Agreements and Contracts
The success of any project is based on mutual concessions signed among the major partners that define the roles, responsibilities and powers vested upon each one of them. The challenge in a multi-cultural setting is, however, the time that it takes to come up with a consensus on how these demarcations would be drawn as the perception on major issues that would direct such decisions are far much different. For some cultures, “gentleman’s agreement” is enough to strike a deal of great financial magnitude, while in others, a little deal must be clearly written and details emphasised and agreed before registered lawyers before it can be accepted for execution. The line of contention is usually on what each of the cultures would perceive as right or wrong, and in most cases, every individual believes that his perception is more logical than that of the partner (Sonnenwald and Pierce, 2000). Such differences may often result in mistrust and irritation that may not augur well with the progress of the project. The impact and consequences of these tugs-of-war may be devastating both to the individual and the parent organisation that may lose their reputation, identity or even money that may not be recoverable in case major mistakes are committed (Sonnenwald and Pierce, 2000).

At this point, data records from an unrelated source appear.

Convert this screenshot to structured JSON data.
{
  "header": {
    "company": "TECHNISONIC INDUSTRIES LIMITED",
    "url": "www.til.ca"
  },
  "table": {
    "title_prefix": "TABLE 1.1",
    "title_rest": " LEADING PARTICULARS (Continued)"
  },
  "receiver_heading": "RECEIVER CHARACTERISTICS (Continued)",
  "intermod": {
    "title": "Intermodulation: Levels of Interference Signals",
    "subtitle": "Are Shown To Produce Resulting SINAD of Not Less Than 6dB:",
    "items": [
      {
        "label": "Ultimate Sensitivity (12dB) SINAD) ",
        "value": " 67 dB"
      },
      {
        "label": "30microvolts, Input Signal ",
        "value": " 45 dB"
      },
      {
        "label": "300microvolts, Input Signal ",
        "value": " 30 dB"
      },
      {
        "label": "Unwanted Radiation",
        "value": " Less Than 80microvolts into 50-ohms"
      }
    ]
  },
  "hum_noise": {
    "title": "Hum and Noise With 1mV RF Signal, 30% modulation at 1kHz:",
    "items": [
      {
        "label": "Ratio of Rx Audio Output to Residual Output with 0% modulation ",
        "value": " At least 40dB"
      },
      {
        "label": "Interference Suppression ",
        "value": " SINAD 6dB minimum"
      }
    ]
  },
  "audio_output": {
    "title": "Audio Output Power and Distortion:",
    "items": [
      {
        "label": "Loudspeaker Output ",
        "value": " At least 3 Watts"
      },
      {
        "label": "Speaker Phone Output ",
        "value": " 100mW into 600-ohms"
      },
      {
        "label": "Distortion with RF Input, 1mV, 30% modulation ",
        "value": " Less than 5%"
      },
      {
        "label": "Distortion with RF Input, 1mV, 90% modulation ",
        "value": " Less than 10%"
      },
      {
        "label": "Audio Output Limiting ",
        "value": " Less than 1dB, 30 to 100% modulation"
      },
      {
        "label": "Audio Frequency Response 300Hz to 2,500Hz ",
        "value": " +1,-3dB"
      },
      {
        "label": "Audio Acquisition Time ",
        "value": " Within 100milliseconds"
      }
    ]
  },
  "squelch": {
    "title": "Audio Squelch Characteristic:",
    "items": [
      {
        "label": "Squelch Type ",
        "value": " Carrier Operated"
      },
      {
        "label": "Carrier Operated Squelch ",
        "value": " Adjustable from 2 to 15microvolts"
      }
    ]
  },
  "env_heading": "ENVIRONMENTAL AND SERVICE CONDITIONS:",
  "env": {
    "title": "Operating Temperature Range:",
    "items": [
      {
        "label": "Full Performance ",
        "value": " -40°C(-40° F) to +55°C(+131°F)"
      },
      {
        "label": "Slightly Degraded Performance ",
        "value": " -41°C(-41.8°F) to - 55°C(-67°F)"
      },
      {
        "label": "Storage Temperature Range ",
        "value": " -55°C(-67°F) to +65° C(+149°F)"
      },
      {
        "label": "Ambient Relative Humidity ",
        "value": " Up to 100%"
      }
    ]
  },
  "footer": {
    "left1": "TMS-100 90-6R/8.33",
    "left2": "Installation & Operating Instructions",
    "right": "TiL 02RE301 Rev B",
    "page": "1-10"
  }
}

It is important to deal with cultural issues and challenges early at the start of the project and continuously review as the project progresses. This would ensure that the partners remain motivated and that financial gain for both partners and the parent organisation is realised. To facilitate the early evaluation of potential sources of conflicts, it is important for both the parent organisation and the parties to the project to develop a comprehensive understanding and appreciation of each others culture and identify risks and opportunities that can be exploited from the beginning of the project. The parties should jointly define the project’s goals and objectives and come up with a schedule through which these goals shall be realised. Identification of these important projects’ element helps in ensuring that the parties can define guidelines for the best organisational structure that takes into account their cultural differences. The parent organisation management and the project manager should work hand in hand to ensure that cultural awareness is brought up at the start-up of the project. The potential areas of conflict or disagreement should be identified and mechanisms put in place to coordinate information and track the progress in agreements that initiate mutual understanding among the participating parties. With such arrangement in place, the areas of conflict would be smoothly addressed, and the parent organisation will be able to initiate and nurture a favourable cultural environment that will aid the project activities, and the project managers will be well informed in their efforts to design structures that shall be most appropriate for their respective projects.